1Graduate Institute of Medicine, Kaohsiung Medical University, Kaohsiung City, Taiwan,2Department of Medical Laboratory Science and Biotechnology, Kaohsiung Medical University, Kaohsiung City, Taiwan
摘要 Abstract
(Purpose) Immune checkpoint blockade (ICB) therapies have revolutionized cancer treatment but are often constrained by tumor immune evasion through the loss of MHC I antigen presentation. Type I interferons exert potent antitumor effects that may convert non-responders into responders; however, their systemic administration is limited by severe immune-related adverse events (irAEs). To improve efficacy without compromising safety, we developed a tumor-activated IFNalpha-PD-1 that uses dual masking to keep both elements inactive systemically.
(Methods) The blocking technology attenuates molecular bioactivity by integrating IFNalpha into the frameworks of anti-PD-1 antibodies. Through this dual-masking design, both cytokine and antibody functions are sterically constrained, preventing premature activation in circulation. Reactivation occurs upon proteolytic cleavage of a tumor-selective linker, a process termed spatial reclasp, which restores molecular flexibility and releases mutual steric hindrance between IFNalpha and the antibody. This conformational unmasking enables simultaneous recovery of cytokine signaling and checkpoint blockade exclusively within the tumor microenvironment.
(Results) In ELISA assays, the inactivated lockers exhibited more than 20-fold reductions in antigen-binding activity relative to the parental antibodies, whereas protease activation restored binding to levels comparable with the parental forms. The activated fusion induced marked upregulation of MHC I expression in melanoma cells, confirming spatially restricted IFNalpha signaling. In vivo, the IFNalpha-PD1 fusion demonstrated superior tumor suppression and enhanced intratumoral T cell infiltration with minimal systemic toxicity.

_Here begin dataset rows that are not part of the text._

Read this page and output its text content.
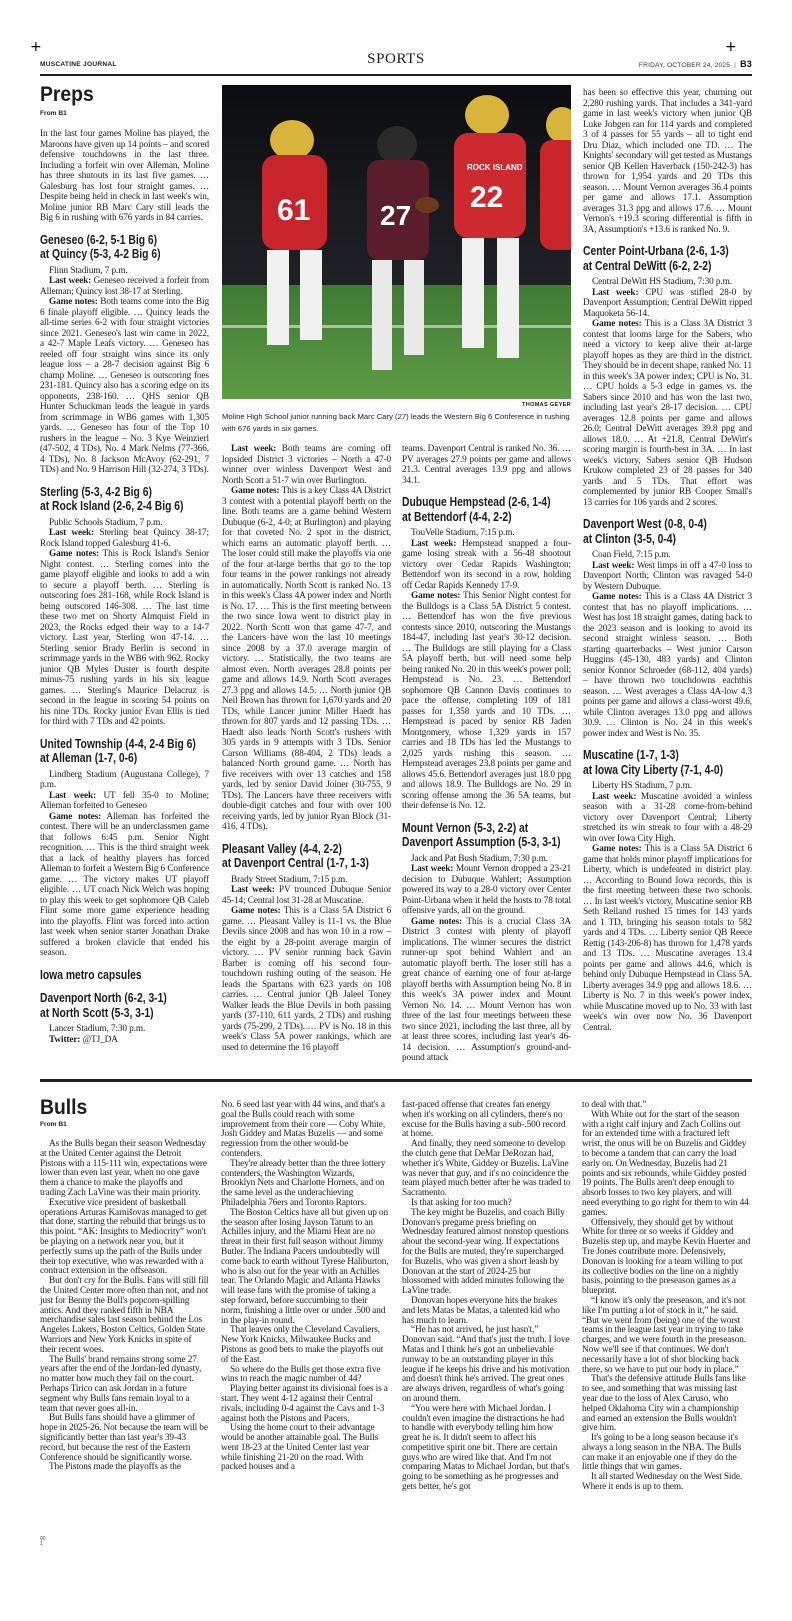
+	+
MUSCATINE JOURNAL	SPORTS	FRIDAY, OCTOBER 24, 2025 | B3
Preps
From B1
61 27
ROCK ISLAND
22
THOMAS GEYER
Moline High School junior running back Marc Cary (27) leads the Western Big 6 Conference in rushing with 676 yards in six games.

In the last four games Moline has played, the Maroons have given up 14 points – and scored defensive touchdowns in the last three. Including a forfeit win over Alleman, Moline has three shutouts in its last five games. … Galesburg has lost four straight games. … Despite being held in check in last week's win, Moline junior RB Marc Cary still leads the Big 6 in rushing with 676 yards in 84 carries.

Geneseo (6-2, 5-1 Big 6)
at Quincy (5-3, 4-2 Big 6)

Flinn Stadium, 7 p.m.

Last week: Geneseo received a forfeit from Alleman; Quincy lost 38-17 at Sterling.

Game notes: Both teams come into the Big 6 finale playoff eligible. … Quincy leads the all-time series 6-2 with four straight victories since 2021. Geneseo's last win came in 2022, a 42-7 Maple Leafs victory. … Geneseo has reeled off four straight wins since its only league loss – a 28-7 decision against Big 6 champ Moline. … Geneseo is outscoring foes 231-181. Quincy also has a scoring edge on its opponents, 238-160. … QHS senior QB Hunter Schuckman leads the league in yards from scrimmage in WB6 games with 1,305 yards. … Geneseo has four of the Top 10 rushers in the league – No. 3 Kye Weinzierl (47-502, 4 TDs), No. 4 Mark Nelms (77-366, 4 TDs), No. 8 Jackson McAvoy (62-291, 7 TDs) and No. 9 Harrison Hill (32-274, 3 TDs).

Sterling (5-3, 4-2 Big 6)
at Rock Island (2-6, 2-4 Big 6)

Public Schools Stadium, 7 p.m.

Last week: Sterling beat Quincy 38-17; Rock Island topped Galesburg 41-6.

Game notes: This is Rock Island's Senior Night contest. … Sterling comes into the game playoff eligible and looks to add a win to secure a playoff berth. … Sterling is outscoring foes 281-168, while Rock Island is being outscored 146-308. … The last time these two met on Shorty Almquist Field in 2023, the Rocks edged their way to a 14-7 victory. Last year, Sterling won 47-14. … Sterling senior Brady Berlin is second in scrimmage yards in the WB6 with 962. Rocky junior QB Myles Duster is fourth despite minus-75 rushing yards in his six league games. … Sterling's Maurice Delacruz is second in the league in scoring 54 points on his nine TDs. Rocky junior Evan Ellis is tied for third with 7 TDs and 42 points.

United Township (4-4, 2-4 Big 6)
at Alleman (1-7, 0-6)

Lindberg Stadium (Augustana College), 7 p.m.

Last week: UT fell 35-0 to Moline; Alleman forfeited to Geneseo

Game notes: Alleman has forfeited the contest. There will be an underclassmen game that follows 6:45 p.m. Senior Night recognition. … This is the third straight week that a lack of healthy players has forced Alleman to forfeit a Western Big 6 Conference game. … The victory makes UT playoff eligible. … UT coach Nick Welch was hoping to play this week to get sophomore QB Caleb Flint some more game experience heading into the playoffs. Flint was forced into action last week when senior starter Jonathan Drake suffered a broken clavicle that ended his season.

Iowa metro capsules
Davenport North (6-2, 3-1)
at North Scott (5-3, 3-1)

Lancer Stadium, 7:30 p.m.

Twitter: @TJ_DA

Last week: Both teams are coming off lopsided District 3 victories – North a 47-0 winner over winless Davenport West and North Scott a 51-7 win over Burlington.

Game notes: This is a key Class 4A District 3 contest with a potential playoff berth on the line. Both teams are a game behind Western Dubuque (6-2, 4-0; at Burlington) and playing for that coveted No. 2 spot in the district, which earns an automatic playoff berth. … The loser could still make the playoffs via one of the four at-large berths that go to the top four teams in the power rankings not already in automatically. North Scott is ranked No. 13 in this week's Class 4A power index and North is No. 17. … This is the first meeting between the two since Iowa went to district play in 2022. North Scott won that game 47-7, and the Lancers have won the last 10 meetings since 2008 by a 37.0 average margin of victory. … Statistically, the two teams are almost even. North averages 28.8 points per game and allows 14.9. North Scott averages 27.3 ppg and allows 14.5. … North junior QB Neil Brown has thrown for 1,670 yards and 20 TDs, while Lancer junior Miller Haedt has thrown for 807 yards and 12 passing TDs. … Haedt also leads North Scott's rushers with 305 yards in 9 attempts with 3 TDs. Senior Carson Williams (88-404, 2 TDs) leads a balanced North ground game. … North has five receivers with over 13 catches and 158 yards, led by senior David Joiner (30-755, 9 TDs). The Lancers have three receivers with double-digit catches and four with over 100 receiving yards, led by junior Ryan Block (31-416, 4 TDs).

Pleasant Valley (4-4, 2-2)
at Davenport Central (1-7, 1-3)

Brady Street Stadium, 7:15 p.m.

Last week: PV trounced Dubuque Senior 45-14; Central lost 31-28 at Muscatine.

Game notes: This is a Class 5A District 6 game. … Pleasant Valley is 11-1 vs. the Blue Devils since 2008 and has won 10 in a row – the eight by a 28-point average margin of victory. … PV senior running back Gavin Barber is coming off his second four-touchdown rushing outing of the season. He leads the Spartans with 623 yards on 108 carries. … Central junior QB Jaleel Toney Walker leads the Blue Devils in both passing yards (37-110, 611 yards, 2 TDs) and rushing yards (75-299, 2 TDs). … PV is No. 18 in this week's Class 5A power rankings, which are used to determine the 16 playoff

teams. Davenport Central is ranked No. 36. … PV averages 27.9 points per game and allows 21.3. Central averages 13.9 ppg and allows 34.1.

Dubuque Hempstead (2-6, 1-4)
at Bettendorf (4-4, 2-2)

TouVelle Stadium, 7:15 p.m.

Last week: Hempstead snapped a four-game losing streak with a 56-48 shootout victory over Cedar Rapids Washington; Bettendorf won its second in a row, holding off Cedar Rapids Kennedy 17-9.

Game notes: This Senior Night contest for the Bulldogs is a Class 5A District 5 contest. … Bettendorf has won the five previous contests since 2010, outscoring the Mustangs 184-47, including last year's 30-12 decision. … The Bulldogs are still playing for a Class 5A playoff berth, but will need some help being ranked No. 20 in this week's power poll; Hempstead is No. 23. … Bettendorf sophomore QB Cannon Davis continues to pace the offense, completing 109 of 181 passes for 1,358 yards and 10 TDs. … Hempstead is paced by senior RB Jaden Montgomery, whose 1,329 yards in 157 carries and 18 TDs has led the Mustangs to 2,025 yards rushing this season. … Hempstead averages 23.8 points per game and allows 45.6. Bettendorf averages just 18.0 ppg and allows 18.9. The Bulldogs are No. 29 in scoring offense among the 36 5A teams, but their defense is No. 12.

Mount Vernon (5-3, 2-2) at
Davenport Assumption (5-3, 3-1)

Jack and Pat Bush Stadium, 7:30 p.m.

Last week: Mount Vernon dropped a 23-21 decision to Dubuque Wahlert; Assumption powered its way to a 28-0 victory over Center Point-Urbana when it held the hosts to 78 total offensive yards, all on the ground.

Game notes: This is a crucial Class 3A District 3 contest with plenty of playoff implications. The winner secures the district runner-up spot behind Wahlert and an automatic playoff berth. The loser still has a great chance of earning one of four at-large playoff berths with Assumption being No. 8 in this week's 3A power index and Mount Vernon No. 14. … Mount Vernon has won three of the last four meetings between these two since 2021, including the last three, all by at least three scores, including last year's 46-14 decision. … Assumption's ground-and-pound attack

has been so effective this year, churning out 2,280 rushing yards. That includes a 341-yard game in last week's victory when junior QB Luke Jobgen ran for 114 yards and completed 3 of 4 passes for 55 yards – all to tight end Dru Diaz, which included one TD. … The Knights' secondary will get tested as Mustangs senior QB Kellen Haverback (150-242-3) has thrown for 1,954 yards and 20 TDs this season. … Mount Vernon averages 36.4 points per game and allows 17.1. Assumption averages 31.3 ppg and allows 17.6. … Mount Vernon's +19.3 scoring differential is fifth in 3A, Assumption's +13.6 is ranked No. 9.

Center Point-Urbana (2-6, 1-3)
at Central DeWitt (6-2, 2-2)

Central DeWitt HS Stadium, 7:30 p.m.

Last week: CPU was stifled 28-0 by Davenport Assumption; Central DeWitt ripped Maquoketa 56-14.

Game notes: This is a Class 3A District 3 contest that looms large for the Sabers, who need a victory to keep alive their at-large playoff hopes as they are third in the district. They should be in decent shape, ranked No. 11 in this week's 3A power index; CPU is No. 31. … CPU holds a 5-3 edge in games vs. the Sabers since 2010 and has won the last two, including last year's 28-17 decision. … CPU averages 12.8 points per game and allows 26.0; Central DeWitt averages 39.8 ppg and allows 18.0. … At +21.8, Central DeWitt's scoring margin is fourth-best in 3A. … In last week's victory, Sabers senior QB Hudson Krukow completed 23 of 28 passes for 340 yards and 5 TDs. That effort was complemented by junior RB Cooper Small's 13 carries for 106 yards and 2 scores.

Davenport West (0-8, 0-4)
at Clinton (3-5, 0-4)

Coan Field, 7:15 p.m.

Last week: West limps in off a 47-0 loss to Davenport North; Clinton was ravaged 54-0 by Western Dubuque.

Game notes: This is a Class 4A District 3 contest that has no playoff implications. … West has lost 18 straight games, dating back to the 2023 season and is looking to avoid its second straight winless season. … Both starting quarterbacks – West junior Carson Huggins (45-130, 483 yards) and Clinton senior Konnor Schroeder (68-112, 404 yards) – have thrown two touchdowns eachthis season. … West averages a Class 4A-low 4.3 points per game and allows a class-worst 49.6, while Clinton averages 13.0 ppg and allows 30.9. … Clinton is No. 24 in this week's power index and West is No. 35.

Muscatine (1-7, 1-3)
at Iowa City Liberty (7-1, 4-0)

Liberty HS Stadium, 7 p.m.

Last week: Muscatine avoided a winless season with a 31-28 come-from-behind victory over Davenport Central; Liberty stretched its win streak to four with a 48-29 win over Iowa City High.

Game notes: This is a Class 5A District 6 game that holds minor playoff implications for Liberty, which is undefeated in district play. … According to Bound Iowa records, this is the first meeting between these two schools. … In last week's victory, Muscatine senior RB Seth Reiland rushed 15 times for 143 yards and 1 TD, bringing his season totals to 582 yards and 4 TDs. … Liberty senior QB Reece Rettig (143-206-8) has thrown for 1,478 yards and 13 TDs. … Muscatine averages 13.4 points per game and allows 44.6, which is behind only Dubuque Hempstead in Class 5A. Liberty averages 34.9 ppg and allows 18.6. … Liberty is No. 7 in this week's power index, while Muscatine moved up to No. 33 with last week's win over now No. 36 Davenport Central.

Bulls
From B1

As the Bulls began their season Wednesday at the United Center against the Detroit Pistons with a 115-111 win, expectations were lower than even last year, when no one gave them a chance to make the playoffs and trading Zach LaVine was their main priority.

Executive vice president of basketball operations Arturas Karnišovas managed to get that done, starting the rebuild that brings us to this point. “AK: Insights to Mediocrity” won't be playing on a network near you, but it perfectly sums up the path of the Bulls under their top executive, who was rewarded with a contract extension in the offseason.

But don't cry for the Bulls. Fans will still fill the United Center more often than not, and not just for Benny the Bull's popcorn-spilling antics. And they ranked fifth in NBA merchandise sales last season behind the Los Angeles Lakers, Boston Celtics, Golden State Warriors and New York Knicks in spite of their recent woes.

The Bulls' brand remains strong some 27 years after the end of the Jordan-led dynasty, no matter how much they fail on the court. Perhaps Tirico can ask Jordan in a future segment why Bulls fans remain loyal to a team that never goes all-in.

But Bulls fans should have a glimmer of hope in 2025-26. Not because the team will be significantly better than last year's 39-43 record, but because the rest of the Eastern Conference should be significantly worse.

The Pistons made the playoffs as the

No. 6 seed last year with 44 wins, and that's a goal the Bulls could reach with some improvement from their core — Coby White, Josh Giddey and Matas Buzelis — and some regression from the other would-be contenders.

They're already better than the three lottery contenders, the Washington Wizards, Brooklyn Nets and Charlotte Hornets, and on the same level as the underachieving Philadelphia 76ers and Toronto Raptors.

The Boston Celtics have all but given up on the season after losing Jayson Tatum to an Achilles injury, and the Miami Heat are no threat in their first full season without Jimmy Butler. The Indiana Pacers undoubtedly will come back to earth without Tyrese Haliburton, who is also out for the year with an Achilles tear. The Orlando Magic and Atlanta Hawks will tease fans with the promise of taking a step forward, before succumbing to their norm, finishing a little over or under .500 and in the play-in round.

That leaves only the Cleveland Cavaliers, New York Knicks, Milwaukee Bucks and Pistons as good bets to make the playoffs out of the East.

So where do the Bulls get those extra five wins to reach the magic number of 44?

Playing better against its divisional foes is a start. They went 4-12 against their Central rivals, including 0-4 against the Cavs and 1-3 against both the Pistons and Pacers.

Using the home court to their advantage would be another attainable goal. The Bulls went 18-23 at the United Center last year while finishing 21-20 on the road. With packed houses and a

fast-paced offense that creates fan energy when it's working on all cylinders, there's no excuse for the Bulls having a sub-.500 record at home.

And finally, they need someone to develop the clutch gene that DeMar DeRozan had, whether it's White, Giddey or Buzelis. LaVine was never that guy, and it's no coincidence the team played much better after he was traded to Sacramento.

Is that asking for too much?

The key might be Buzelis, and coach Billy Donovan's pregame press briefing on Wednesday featured almost nonstop questions about the second-year wing. If expectations for the Bulls are muted, they're supercharged for Buzelis, who was given a short leash by Donovan at the start of 2024-25 but blossomed with added minutes following the LaVine trade.

Donovan hopes everyone hits the brakes and lets Matas be Matas, a talented kid who has much to learn.

“He has not arrived, he just hasn't,” Donovan said. “And that's just the truth. I love Matas and I think he's got an unbelievable runway to be an outstanding player in this league if he keeps his drive and his motivation and doesn't think he's arrived. The great ones are always driven, regardless of what's going on around them.

“You were here with Michael Jordan. I couldn't even imagine the distractions he had to handle with everybody telling him how great he is. It didn't seem to affect his competitive spirit one bit. There are certain guys who are wired like that. And I'm not comparing Matas to Michael Jordan, but that's going to be something as he progresses and gets better, he's got

to deal with that.”

With White out for the start of the season with a right calf injury and Zach Collins out for an extended time with a fractured left wrist, the onus will be on Buzelis and Giddey to become a tandem that can carry the load early on. On Wednesday, Buzelis had 21 points and six rebounds, while Giddey posted 19 points. The Bulls aren't deep enough to absorb losses to two key players, and will need everything to go right for them to win 44 games.

Offensively, they should get by without White for three or so weeks if Giddey and Buzelis step up, and maybe Kevin Huerter and Tre Jones contribute more. Defensively, Donovan is looking for a team willing to put its collective bodies on the line on a nightly basis, pointing to the preseason games as a blueprint.

“I know it's only the preseason, and it's not like I'm putting a lot of stock in it,” he said. “But we went from (being) one of the worst teams in the league last year in trying to take charges, and we were fourth in the preseason. Now we'll see if that continues. We don't necessarily have a lot of shot blocking back there, so we have to put our body in place.”

That's the defensive attitude Bulls fans like to see, and something that was missing last year due to the loss of Alex Caruso, who helped Oklahoma City win a championship and earned an extension the Bulls wouldn't give him.

It's going to be a long season because it's always a long season in the NBA. The Bulls can make it an enjoyable one if they do the little things that win games.

It all started Wednesday on the West Side. Where it ends is up to them.

00
1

(Conclusions) This work establishes IFNalpha as a tumor-activated checkpoint locker that restores antitumor immunity while mitigating systemic toxicity. The dual-masking architecture provides a generalizable framework for engineering conditionally active immuno-oncology therapeutics, supporting future plug-and-play applications across ICB modalities and enabling safer, more potent next-generation cancer immunotherapies.